「入れ替わり」とは何か

不定期連載企画

テンコウセイズムの検証―映画『転校生』はいかにして元祖になりえたか



はじめに

これほどまでにベタな設定となり、使い古されたものとか、王道の展開などと呼ばれ、賛否両論こそあれ、今なお健在かつ、幅広いジャンル・メディアの作品で用いられ続けている「入れ替わり」。そのことを語る上で欠かせない、金字塔かつ元祖的存在で、日本における「入れ替わり」の代名詞にもなっているのが、皆さんもご存知の大林宣彦監督の映画『転校生』です。


山中恒の小説『おれがあいつであいつがおれで』を原作とする同映画は「時をかける少女」や「さびしんぼう」と並んで「尾道三部作」と称され、大林宣彦監督の代表作、そして、日本映画の名作の一つとしても高く評価され、2007年には『転校生 さよならあなた』というリメイク版がつくられたことは記憶に新しいと思います。しかし、それ以上に私たちにとってなじみ深いのは、日本における「入れ替わり」モノの元祖として、また「入れ替わり」の代名詞やイメージとして今なお強い影響力を誇っていることでしょう。


同映画の公開から30年が過ぎ、ここ10年の間に毎年のようにメインテーマに据えた話題作が生まれている今なお、同映画のストーリーは潜在的ながらも影響を与え続けていると考えられますし、コメディー・ギャグ中心の作品では「男女の若者が階段から転げ落ちて入れ替わる」という設定は、衝突に並んでメジャーな設定になっています。そればかりか、そのタイトルは「入れ替わり」モノが登場するたびに、特に男女間の場合には必ずといっていいくらいに引き合いに出されるくらいです。


おそらく、公開当時「入れ替わり」という設定が強烈なインパクトをもって受け止められたことや、映像作品だけにイメージになりやすかったこと、また、男女の性や相互理解などといったテーマが盛り込まれるなど、作品としての完成度が高かったからでしょう。その証拠に、数多くの「入れ替わり」モノが生まれている今なお、これほどまでによく引き合いに出される作品はほかにありません。
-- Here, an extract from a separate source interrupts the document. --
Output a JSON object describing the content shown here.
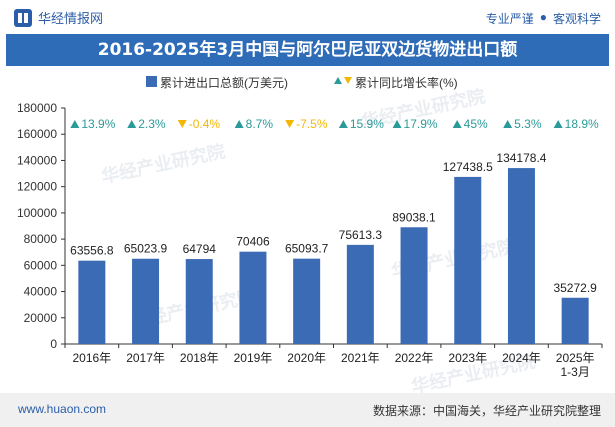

そういったことからしても、同映画はもはや、日本人の「入れ替わり」に対するイメージそのものだといっても過言ではありません。しかし『転校生』のストーリーと、一般的なイメージとして定着している「入れ替わり」モノのストーリーには相違点も少なくありませんし、同作が「入れ替わり」モノという視点で語られると、石段から転げ落ちて「入れ替わる」という設定とシーンばかりが強調されるように、こういった状況を単に同映画の影響として受け止めるには、少し無理があるようにも感じられます。


だから、同映画はあくまでも記念碑やシンボルでしかないと私は考えているのですが「入れ替わり」自体が研究対象としてはみなされてこなかっただけに、その影響についての分析や検証は今までほとんど行われてきませんでした。その結果、イメージばかりが先走ってしまい、いつしか「入れ替わり=『転校生』」というイメージが無意識のうちに定着してしまっているのが現状だといえます。


では、こういった状況は本当に『転校生』によってつくられたものなのでしょうか?また、同映画は日本の「入れ替わり」モノに、どういった影響を与えたのでしょうか?そして、同映画による影響とそれ以後の作品による影響の境目はどこにあるのでしょうか?本連載ではそれらのことについて、「入れ替わり」モノの歴史やその背景、そして、作品の比較などを通して、検証してみたいと思います。


なお、本連載は不定期企画ですので、通常連載ができないときや、気の向いた時に掲載する予定です。あしからず。